February is Black History month. It’s a great time to provide an update on the Historic Barnes House – see initial post here.
The Barnes House, home of Eppa and Amanda (Lambert) Barnes, was built in 1797, and originally owned by Moses Copen, a slave owner at the time. Mr. Copen owned Eppa (born in 1852), his siblings and his mother (Jane). By the end of the Civil War, Eppa was freed and Mr. Copen had passed. After Mr. Copen’s death, his daughter Permilia Copen, gave the house to Jane (Eppa’s mother) along with seven acres.

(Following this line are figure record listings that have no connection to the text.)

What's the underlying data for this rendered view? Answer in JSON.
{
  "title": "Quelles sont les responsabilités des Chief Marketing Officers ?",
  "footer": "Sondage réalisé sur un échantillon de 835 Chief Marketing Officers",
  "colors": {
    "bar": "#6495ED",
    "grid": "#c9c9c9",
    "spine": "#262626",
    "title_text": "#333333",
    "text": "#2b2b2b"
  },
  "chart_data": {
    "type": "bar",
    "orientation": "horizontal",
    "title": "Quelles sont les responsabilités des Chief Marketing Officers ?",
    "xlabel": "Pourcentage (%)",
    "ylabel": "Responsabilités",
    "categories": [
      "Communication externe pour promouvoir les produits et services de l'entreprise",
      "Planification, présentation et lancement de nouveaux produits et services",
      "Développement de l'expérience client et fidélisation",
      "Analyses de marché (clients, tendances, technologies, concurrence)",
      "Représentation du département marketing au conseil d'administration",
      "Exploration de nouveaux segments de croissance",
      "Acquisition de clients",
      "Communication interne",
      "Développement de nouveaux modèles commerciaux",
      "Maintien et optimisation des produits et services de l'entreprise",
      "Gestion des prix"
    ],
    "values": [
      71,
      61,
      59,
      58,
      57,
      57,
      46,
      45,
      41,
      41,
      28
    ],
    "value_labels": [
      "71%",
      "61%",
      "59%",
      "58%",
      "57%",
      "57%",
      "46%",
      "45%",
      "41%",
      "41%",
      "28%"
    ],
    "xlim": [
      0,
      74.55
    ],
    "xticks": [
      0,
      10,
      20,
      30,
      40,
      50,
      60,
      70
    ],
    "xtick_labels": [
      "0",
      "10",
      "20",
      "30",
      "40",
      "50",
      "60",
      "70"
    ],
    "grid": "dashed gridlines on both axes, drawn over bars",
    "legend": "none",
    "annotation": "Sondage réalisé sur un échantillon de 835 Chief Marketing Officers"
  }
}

Eppa married Amanda “Mandy” Lambert in July 1875. Over the years they purchased approximately 160 acres of land, raised 11 children and expanded their home as their family expanded.

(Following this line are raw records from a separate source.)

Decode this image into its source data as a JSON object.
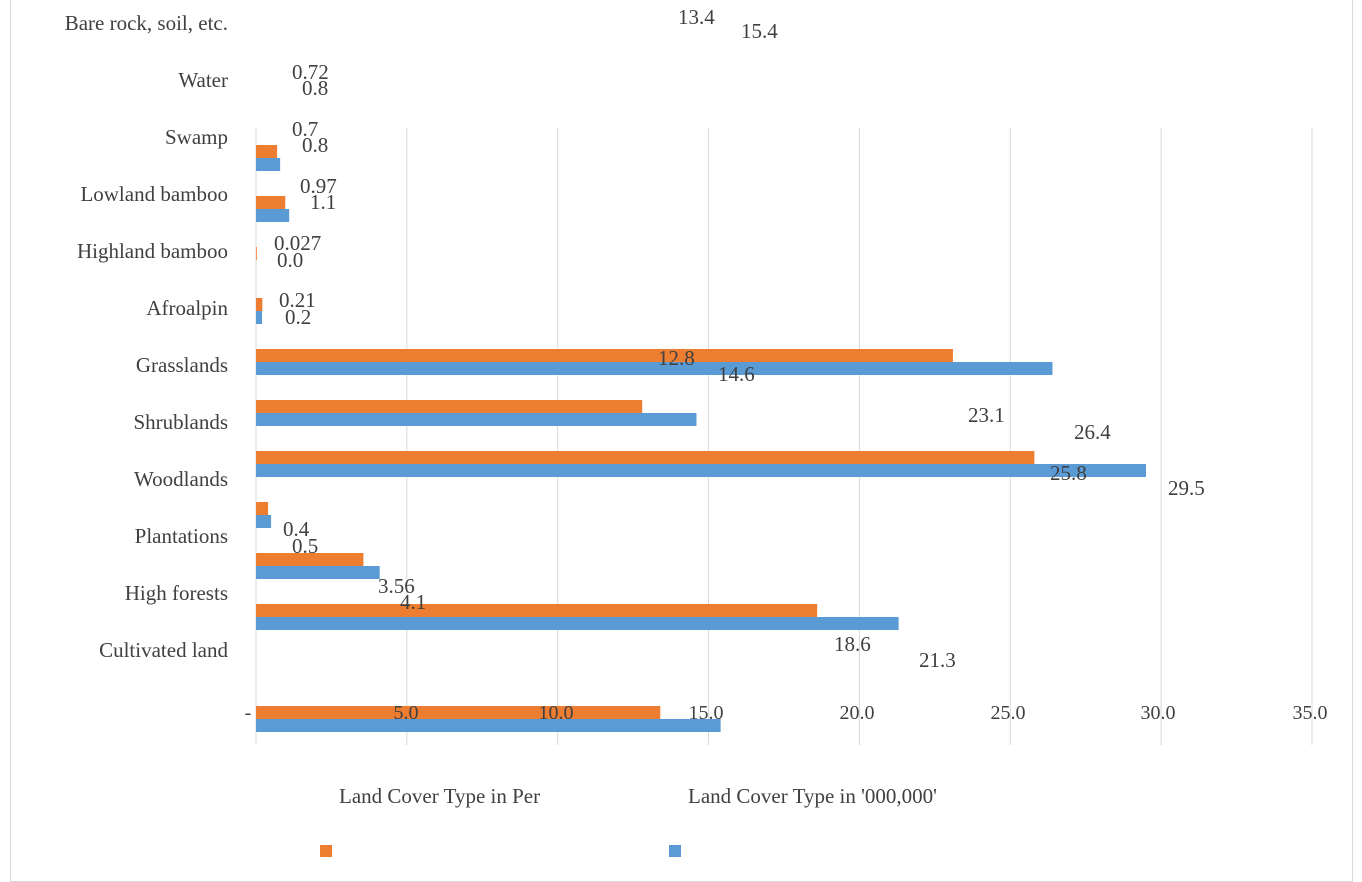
{
  "chart_data": {
    "type": "bar",
    "orientation": "horizontal",
    "title": "",
    "xlabel": "",
    "ylabel": "",
    "xlim": [
      0,
      35
    ],
    "x_ticks": [
      "-",
      "5.0",
      "10.0",
      "15.0",
      "20.0",
      "25.0",
      "30.0",
      "35.0"
    ],
    "grid": true,
    "legend_position": "bottom",
    "categories": [
      "Bare rock, soil, etc.",
      "Water",
      "Swamp",
      "Lowland bamboo",
      "Highland bamboo",
      "Afroalpin",
      "Grasslands",
      "Shrublands",
      "Woodlands",
      "Plantations",
      "High forests",
      "Cultivated land"
    ],
    "series": [
      {
        "name": "Land Cover Type in Per",
        "color": "#ed7d31",
        "values": [
          13.4,
          0.72,
          0.7,
          0.97,
          0.027,
          0.21,
          12.8,
          23.1,
          25.8,
          0.4,
          3.56,
          18.6
        ],
        "labels": [
          "13.4",
          "0.72",
          "0.7",
          "0.97",
          "0.027",
          "0.21",
          "12.8",
          "23.1",
          "25.8",
          "0.4",
          "3.56",
          "18.6"
        ]
      },
      {
        "name": "Land Cover Type in '000,000'",
        "color": "#5b9bd5",
        "values": [
          15.4,
          0.8,
          0.8,
          1.1,
          0.0,
          0.2,
          14.6,
          26.4,
          29.5,
          0.5,
          4.1,
          21.3
        ],
        "labels": [
          "15.4",
          "0.8",
          "0.8",
          "1.1",
          "0.0",
          "0.2",
          "14.6",
          "26.4",
          "29.5",
          "0.5",
          "4.1",
          "21.3"
        ]
      }
    ]
  }
}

The residence is a late 18th, early 19th century Vernacular Hall and Parlor-style house, representing the Tidewater influence of architecture in Prince William County. It is an extremely rare style for the County as not many are left. The building itself is important to preserve and the exterior and interior are little changed from the original building period. This is rare in that most buildings undergo multiple building campaigns during their existence. (source: Brendon Hanafin, Division Chief, Historic Preservation Division)
The Barnes House is still being restored; however, it is projected to be open to the public in the summer of 2017. The outside of the home shown below is in really good condition. The three fireplaces, siding, and other exteriors appear to be restored. Resources to complete the inside of the house are competing with other restoration efforts by the Prince Willam County Historic Preservation Division so an official completion date is not available.

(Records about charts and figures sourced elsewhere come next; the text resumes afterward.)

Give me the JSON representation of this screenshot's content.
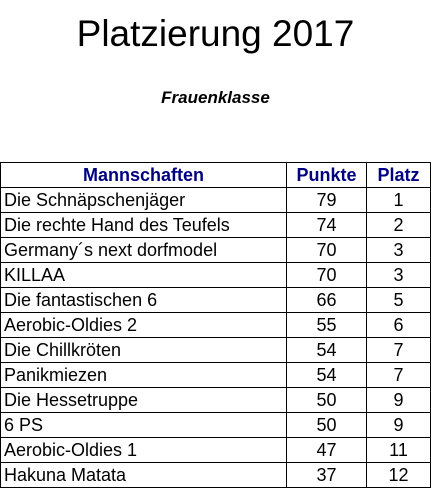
{
  "title": "Platzierung 2017",
  "subtitle": "Frauenklasse",
  "table": {
    "headers": {
      "team": "Mannschaften",
      "points": "Punkte",
      "place": "Platz"
    },
    "header_color": "#000080",
    "rows": [
      {
        "team": "Die Schnäpschenjäger",
        "points": "79",
        "place": "1"
      },
      {
        "team": "Die rechte Hand des Teufels",
        "points": "74",
        "place": "2"
      },
      {
        "team": "Germany´s next dorfmodel",
        "points": "70",
        "place": "3"
      },
      {
        "team": "KILLAA",
        "points": "70",
        "place": "3"
      },
      {
        "team": "Die fantastischen 6",
        "points": "66",
        "place": "5"
      },
      {
        "team": "Aerobic-Oldies 2",
        "points": "55",
        "place": "6"
      },
      {
        "team": "Die Chillkröten",
        "points": "54",
        "place": "7"
      },
      {
        "team": "Panikmiezen",
        "points": "54",
        "place": "7"
      },
      {
        "team": "Die Hessetruppe",
        "points": "50",
        "place": "9"
      },
      {
        "team": "6 PS",
        "points": "50",
        "place": "9"
      },
      {
        "team": "Aerobic-Oldies 1",
        "points": "47",
        "place": "11"
      },
      {
        "team": "Hakuna Matata",
        "points": "37",
        "place": "12"
      }
    ]
  }
}
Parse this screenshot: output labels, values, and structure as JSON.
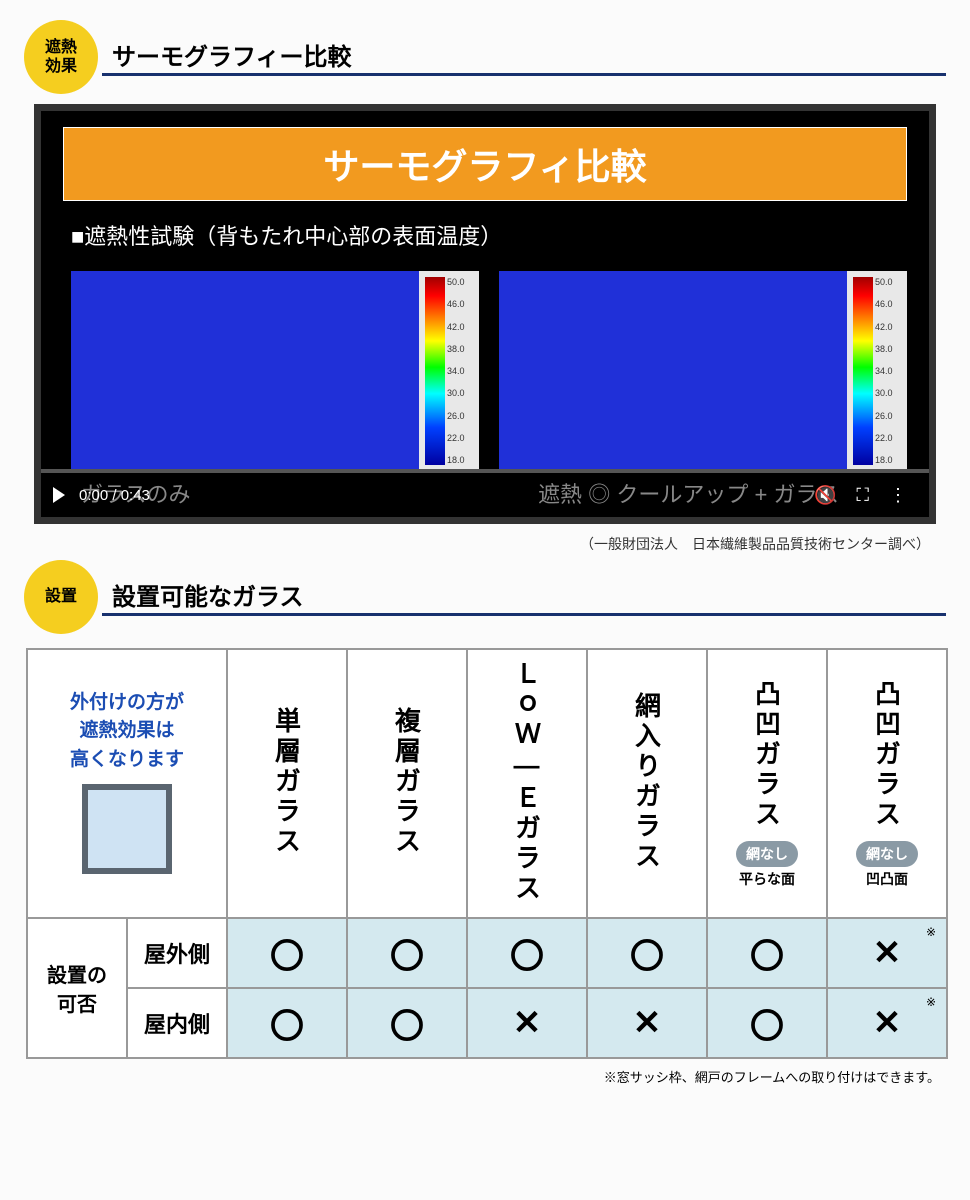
{
  "colors": {
    "badge_bg": "#f5ce1f",
    "underline": "#18316e",
    "video_title_bg": "#f29a1f",
    "thermal_blue": "#2030d8",
    "cell_bg": "#d4e9ef",
    "corner_text": "#1b4db3",
    "pill_bg": "#8a9aa5",
    "border": "#999999"
  },
  "section1": {
    "badge": "遮熱\n効果",
    "title": "サーモグラフィー比較"
  },
  "video": {
    "title": "サーモグラフィ比較",
    "subtitle": "■遮熱性試験（背もたれ中心部の表面温度）",
    "time": "0:00 / 0:43",
    "caption_left": "ガラスのみ",
    "caption_right": "遮熱 ◎ クールアップ + ガラス",
    "colorbar_ticks": [
      "50.0",
      "46.0",
      "42.0",
      "38.0",
      "34.0",
      "30.0",
      "26.0",
      "22.0",
      "18.0"
    ],
    "colorbar_unit": "℃"
  },
  "credit1": "（一般財団法人　日本繊維製品品質技術センター調べ）",
  "section2": {
    "badge": "設置",
    "title": "設置可能なガラス"
  },
  "table": {
    "corner": "外付けの方が\n遮熱効果は\n高くなります",
    "columns": [
      {
        "label": "単層ガラス"
      },
      {
        "label": "複層ガラス"
      },
      {
        "label": "ＬｏＷ—Ｅガラス"
      },
      {
        "label": "網入りガラス"
      },
      {
        "label": "凸凹ガラス",
        "pill": "網なし",
        "pill2": "平らな面"
      },
      {
        "label": "凸凹ガラス",
        "pill": "網なし",
        "pill2": "凹凸面"
      }
    ],
    "side_label": "設置の\n可否",
    "rows": [
      {
        "label": "屋外側",
        "cells": [
          "〇",
          "〇",
          "〇",
          "〇",
          "〇",
          "✕※"
        ]
      },
      {
        "label": "屋内側",
        "cells": [
          "〇",
          "〇",
          "✕",
          "✕",
          "〇",
          "✕※"
        ]
      }
    ],
    "note": "※窓サッシ枠、網戸のフレームへの取り付けはできます。"
  }
}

Following are two pictures of the inside of the house. When we visited on 29 Oct 2015, the materials required for repairs were stored inside the home. Now, much of that material was used for the restoration efforts.
The following picture is a rear view of the Barnes House prior to relocation. The kitchen was removed to facilitate transport. As a part of the restoration effort, the kitchen will be replaced to include working chimney stacks, repair of historic doors and windows, and a new cedar shake roof.
I will keep everyone posted. These are exciting times for Prince William County!